Wednesday, September 10, 2008

Ahoy! Book Review - Sea of Poppies

Hello Readers!

This being my inaugural blog post (and first book review of any sort for the Odyssey) I could not ask for a better book with which to introduce myself than this: I have just started Sea of Poppies, Amitav Ghosh's newest novel, due out in October. I am a long time Ghosh fan and count The Hungry Tide among my list of favorites, so I was quite excited when Emily Russo, our Events Coordinator, handed me an advance copy of Sea of Poppies. I was even more thrilled to find that the book opens in Ghazipur, not far from the dusty village in India where I lived for a year. I was hooked before I had even turned the first page.

Sea of Poppies is the first volume in what promises to be a rousing and enlightening trilogy about the British opium trade during the early 19th century and the ways in which it altered the lives of a myriad cast of characters. Vast in scope, Sea of Poppies spans multiple continents, traverses both land and sea, and weaves together the narratives of a motley crew of ship-bound strangers.

Many of Ghosh's books focus on characters who straddle cultures, countries with impossible to define borders, and regions with shifting lands; in The Hungry Tide island villages emerge and disappear each hurricane season, The Glass Palace explores the rise and dissolution of political regimes, nations and empires. In each of these, Ghosh forces readers to consider how history reveals the most enduring and seemingly stable of things to be ultimately tenuous, as ever changing as the ebb and flow of the ocean. Sea of Poppies is no exception.

The point of convergence for Sea of Poppies' characters is an ocean vessel called the Ibis. The Ibis is a retired slaving ship from the Americas that has been acquired by a British merchant who wishes to conscript it for the British East India Company's opium trade with China, which operated out of the Bay of Bengal. As a result, Ghosh sets up both Sea of Poppies, and ostensibly the trilogy as a whole, so that much of the action will take place in and around the Bay of Bengal and its many tributaries in India, across the ocean and toward the Chinese coast.

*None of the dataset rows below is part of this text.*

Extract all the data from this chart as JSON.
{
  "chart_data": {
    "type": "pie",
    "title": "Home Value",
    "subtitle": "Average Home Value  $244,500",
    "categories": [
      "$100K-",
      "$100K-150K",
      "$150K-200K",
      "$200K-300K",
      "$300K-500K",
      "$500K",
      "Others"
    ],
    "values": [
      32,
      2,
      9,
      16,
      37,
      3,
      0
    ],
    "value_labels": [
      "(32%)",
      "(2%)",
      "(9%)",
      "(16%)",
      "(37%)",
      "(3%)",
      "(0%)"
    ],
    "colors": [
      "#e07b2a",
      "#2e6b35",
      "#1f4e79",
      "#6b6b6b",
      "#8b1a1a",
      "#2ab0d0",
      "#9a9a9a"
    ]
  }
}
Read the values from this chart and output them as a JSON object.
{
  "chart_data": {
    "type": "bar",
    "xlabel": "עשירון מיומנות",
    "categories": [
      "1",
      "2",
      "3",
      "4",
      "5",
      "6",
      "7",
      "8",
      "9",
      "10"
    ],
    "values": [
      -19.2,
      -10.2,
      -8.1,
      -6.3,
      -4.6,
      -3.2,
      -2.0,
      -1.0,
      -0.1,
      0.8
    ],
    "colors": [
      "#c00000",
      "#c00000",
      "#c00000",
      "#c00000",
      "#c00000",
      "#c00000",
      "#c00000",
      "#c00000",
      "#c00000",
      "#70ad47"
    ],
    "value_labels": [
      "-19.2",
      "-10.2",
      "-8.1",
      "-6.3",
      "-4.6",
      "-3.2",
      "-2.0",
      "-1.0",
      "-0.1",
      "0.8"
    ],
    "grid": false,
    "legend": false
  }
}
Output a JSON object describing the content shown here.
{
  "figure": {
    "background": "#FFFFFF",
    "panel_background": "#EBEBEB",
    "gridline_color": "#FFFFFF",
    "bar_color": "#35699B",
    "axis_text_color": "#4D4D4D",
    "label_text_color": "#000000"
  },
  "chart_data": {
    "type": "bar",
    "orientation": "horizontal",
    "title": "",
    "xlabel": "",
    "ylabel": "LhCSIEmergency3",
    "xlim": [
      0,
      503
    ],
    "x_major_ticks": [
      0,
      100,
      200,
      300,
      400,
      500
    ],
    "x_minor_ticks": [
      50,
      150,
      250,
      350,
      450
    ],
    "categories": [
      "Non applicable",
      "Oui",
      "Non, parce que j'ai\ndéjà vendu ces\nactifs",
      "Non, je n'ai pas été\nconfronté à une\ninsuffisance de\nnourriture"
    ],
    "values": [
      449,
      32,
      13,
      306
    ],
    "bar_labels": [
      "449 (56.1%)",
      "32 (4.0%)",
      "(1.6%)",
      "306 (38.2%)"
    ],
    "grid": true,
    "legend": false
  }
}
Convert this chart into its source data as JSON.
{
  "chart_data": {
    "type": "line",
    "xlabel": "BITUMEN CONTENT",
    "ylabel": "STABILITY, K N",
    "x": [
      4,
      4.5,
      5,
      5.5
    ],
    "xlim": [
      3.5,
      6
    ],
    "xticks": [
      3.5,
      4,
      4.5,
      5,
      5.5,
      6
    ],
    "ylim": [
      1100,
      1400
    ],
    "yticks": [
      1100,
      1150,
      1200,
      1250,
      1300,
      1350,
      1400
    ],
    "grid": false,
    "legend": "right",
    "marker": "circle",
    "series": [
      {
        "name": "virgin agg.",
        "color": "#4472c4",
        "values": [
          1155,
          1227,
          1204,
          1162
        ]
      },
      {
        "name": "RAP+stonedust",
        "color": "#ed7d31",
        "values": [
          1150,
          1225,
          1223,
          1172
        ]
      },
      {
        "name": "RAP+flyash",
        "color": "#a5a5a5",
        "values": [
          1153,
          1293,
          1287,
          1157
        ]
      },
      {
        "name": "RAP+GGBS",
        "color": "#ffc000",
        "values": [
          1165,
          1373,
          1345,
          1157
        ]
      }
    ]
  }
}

Bodies of water are a recurring theme across Ghosh's works and often form the unifying element of individual novels. By centering this new tale on the Ibis, Ghosh further distances himself, and his characters, from identifying with or planting their feet on any one land, nation, religion, or culture. His characters are either rootless or uprooted early on in the book, each instance of which serves as the impetus that guides them toward the Ibis. In addition to being a captivating narrative, this rootlessness makes Sea of Poppies a pointed comment on the struggles of displaced colonized peoples and on the rippling effects of colonial expansion. Ghosh spends some time early in the novel describing how the opium trade effectively pushed all other crops out of many Indian farmers' fields, forcing those farmers into increasing debt as they took advances and loans to cover the expense of buying the basic foods that they had previously grown. A virtue that Ghosh's books consistently reveal is his ability to make history come alive while drawing the reader's attention to stories often washed over in traditional historical accounts.

The language of Sea of Poppies also takes on an interesting historical dimension. The novel is written in English, but Ghosh calls attention to English's role as a colonizing tongue and does not position it as an assumed norm of the time. Rather, his characters' dialogue reveals English to be as eccentric and confusing a language as laskar, the sea-specific language of the sailors, or culurally based and geographically specific as perhaps Bhojpuri, a local Indian dialect. This is nowhere more evident than in the person of Mr. Doughty, an Indian-born Englishman, whose unique mixture of languages is both mildly humorous and indicative of the nature of cultural exchange that resulted from colonial commerce.

To say that Sea of Poppies is a complicated novel would perhaps be appropriate. However, Ghosh's style might be better characterized as involved and elaborate. Ghosh's language is beautiful, rich with detail, and the amount of historical research that went into Sea of Poppies is incredibly evident, but his characters' dialogue can at times require some deciphering, aided in part by a glossary that appears at the end, written as if it were the record of a character in the novel.

If there is one criticism I'm inclined to pose, it's that Sea of Poppies might over-indulge Ghosh's penchant for extreme detail in pursuit of historical authenticity. It is a delicate balance that allows his works to seem incredibly present and brings characters into sharp focus, but which threatens to become distracting as his use of multiple languages and list of terms becomes ever larger and more unwieldy. It remains to be seen if embarking on a trilogy alleviates or exacerbates this tendency.

For now, I will continue to both forgive and enjoy Ghosh for his resurrection of the laskar's language and his fusion of Hindi and English, because it was those very details that made me feel completely transported to the Sundarbans in The Hungry Tide and that I hope will keep me sailing on the Ibis through all three novels.